A systematic performance evaluation of clustering methods for single-cell RNA-seq data


Angelo Duo1,2, Mark D Robinson1,2, Charlotte Soneson1,2

1 Institute of Molecular Life Sciences, University of Zurich, Switzerland
2 SIB Swiss Institute of Bioinformatics, Switzerland

Correspondence: charlotte.soneson@uzh.ch or mark.robinson@imls.uzh.ch

Subpopulation identification, usually via some form of unsupervised clustering, is a fundamental step in the analysis of many single-cell RNA-seq data sets. This has motivated the development and application of a broad range of clustering methods, based on various underlying algorithms.

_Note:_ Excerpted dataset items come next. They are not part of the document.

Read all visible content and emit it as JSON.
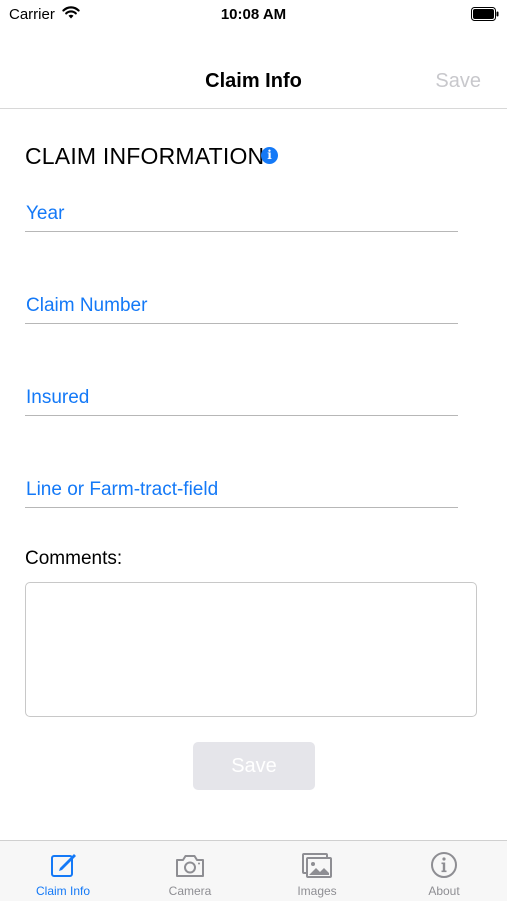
{
  "status_bar": {
    "carrier": "Carrier",
    "time": "10:08 AM"
  },
  "nav": {
    "title": "Claim Info",
    "save_label": "Save"
  },
  "section": {
    "title": "CLAIM INFORMATION",
    "info_icon": "info-icon"
  },
  "fields": [
    {
      "label": "Year"
    },
    {
      "label": "Claim Number"
    },
    {
      "label": "Insured"
    },
    {
      "label": "Line or Farm-tract-field"
    }
  ],
  "comments": {
    "label": "Comments:",
    "value": ""
  },
  "save_button": {
    "label": "Save",
    "enabled": false
  },
  "tabs": [
    {
      "label": "Claim Info",
      "icon": "edit-icon",
      "active": true
    },
    {
      "label": "Camera",
      "icon": "camera-icon",
      "active": false
    },
    {
      "label": "Images",
      "icon": "images-icon",
      "active": false
    },
    {
      "label": "About",
      "icon": "info-circle-icon",
      "active": false
    }
  ],
  "colors": {
    "accent": "#1479f7",
    "disabled": "#c8c8cc",
    "tab_inactive": "#8e8e93"
  }
}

Here, we provide a systematic and extensible performance evaluation of 12 clustering algorithms, including both methods developed explicitly for scRNA-seq data and more general-purpose methods. The methods were evaluated using 9 publicly available scRNA-seq data sets as well as three simulations with varying degree of cluster separability. The same preprocessing steps were used for all methods, allowing us to focus on the investigation of the performance of the clustering algorithms themselves.
We evaluated the ability of recovering known subpopulations, the stability and the run time of the methods. Additionally, we investigated whether the performance could be improved by generating consensus partitions from multiple individual clustering methods. We found substantial differences in the performance, run time and stability between the methods, with SC3 and Seurat showing the most favorable results. Additionally, we found that consensus clustering typically did not improve the performance compared to the best of the combined methods, but that several of the top-performing methods already perform some type of consensus clustering.
The R scripts providing an extensible framework for the evaluation of new methods and data sets are available on GitHub.


The unfiltered and filtered data sets used for the ealuation, as well as the output from all appplied clustering algorithms, are available here (4.93 GB).